My readers will note IRS wasn’t a party to the OK DJ; so did IRS, and claims it isn’t bound. Due process 101 says you’re not bound by a judicial or administrative proceeding where you weren’t a party.

Judge CD Jones likes Judge Emin (“Eminent”) Toro’s well-reasoned Oakbrook concurrence as much as Judge Guy did in his concurrence in Oakbrook. That’s not Tax Court’s STJ Daniel (“Yuda”) Guy, btw, that’s 6 Cir’s Senior Judge Ralph B. (“Him Too”) Guy.

This deed had the prior-claims-out language, as well as proceeds-split-on-extinguishment-per-appraisal provision, not fixed-ratio-at-inception. It does not have in either iteration the much-contemned improvements-out language.

Howbeit, Judge CD Jones wonders if what was conveyed was an interest in real property (Section 170(h)(2)) and whether the deed satisfied the statutory (not regulatory) requirement of Section 170(h)(5) perpetuity.

Because of the Circuitry split, Judge Guy’s 6 Cir concurrence, Judge Toro’s Tax Court concurrence, and the fact that this case is appealable to 10 Cir,  Judge DC Jones says let’s forget the goofy regulation and brief the statute.

“After careful consideration of the parties’ motion papers, and in light of the uncertainty of the validity of Treas.
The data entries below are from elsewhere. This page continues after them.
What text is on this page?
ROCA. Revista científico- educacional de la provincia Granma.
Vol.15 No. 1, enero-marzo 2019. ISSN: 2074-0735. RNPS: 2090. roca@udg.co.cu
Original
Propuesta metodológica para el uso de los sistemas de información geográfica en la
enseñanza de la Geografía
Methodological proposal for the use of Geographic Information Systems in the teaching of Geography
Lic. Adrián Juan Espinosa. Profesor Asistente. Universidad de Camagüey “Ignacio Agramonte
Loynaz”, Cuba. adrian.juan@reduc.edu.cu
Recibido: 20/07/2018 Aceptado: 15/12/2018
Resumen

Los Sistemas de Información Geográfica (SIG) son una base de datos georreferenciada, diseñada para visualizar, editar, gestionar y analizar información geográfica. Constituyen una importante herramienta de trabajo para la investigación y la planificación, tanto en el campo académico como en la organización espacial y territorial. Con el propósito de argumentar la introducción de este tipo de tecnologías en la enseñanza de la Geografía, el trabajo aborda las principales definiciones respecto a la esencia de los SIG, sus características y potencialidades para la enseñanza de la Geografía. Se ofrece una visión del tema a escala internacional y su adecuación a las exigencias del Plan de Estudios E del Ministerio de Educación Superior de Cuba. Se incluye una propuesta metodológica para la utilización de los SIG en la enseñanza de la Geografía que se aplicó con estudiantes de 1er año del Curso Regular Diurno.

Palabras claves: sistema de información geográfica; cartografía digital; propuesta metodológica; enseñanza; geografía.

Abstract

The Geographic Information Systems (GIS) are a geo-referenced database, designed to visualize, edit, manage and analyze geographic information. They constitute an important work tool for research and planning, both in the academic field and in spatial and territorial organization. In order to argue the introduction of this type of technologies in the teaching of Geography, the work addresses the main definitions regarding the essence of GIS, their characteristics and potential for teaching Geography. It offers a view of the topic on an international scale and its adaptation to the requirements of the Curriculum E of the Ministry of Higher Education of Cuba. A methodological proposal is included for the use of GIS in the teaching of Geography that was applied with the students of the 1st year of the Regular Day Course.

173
Reg. §1.170A-14(g)(6)(ii), the Court finds that additional briefing is necessary, to address the deed’s satisfaction of the statutory requirements without regard to the regulation.” Order, at p. 9. (Emphasis by the Court).

Judge CD Jones should have ordered the parties each to buy an ale for Judge Holmes at Jake’s Saloon: “highly contestable readings of what it means to be perpetual”?  He got that right.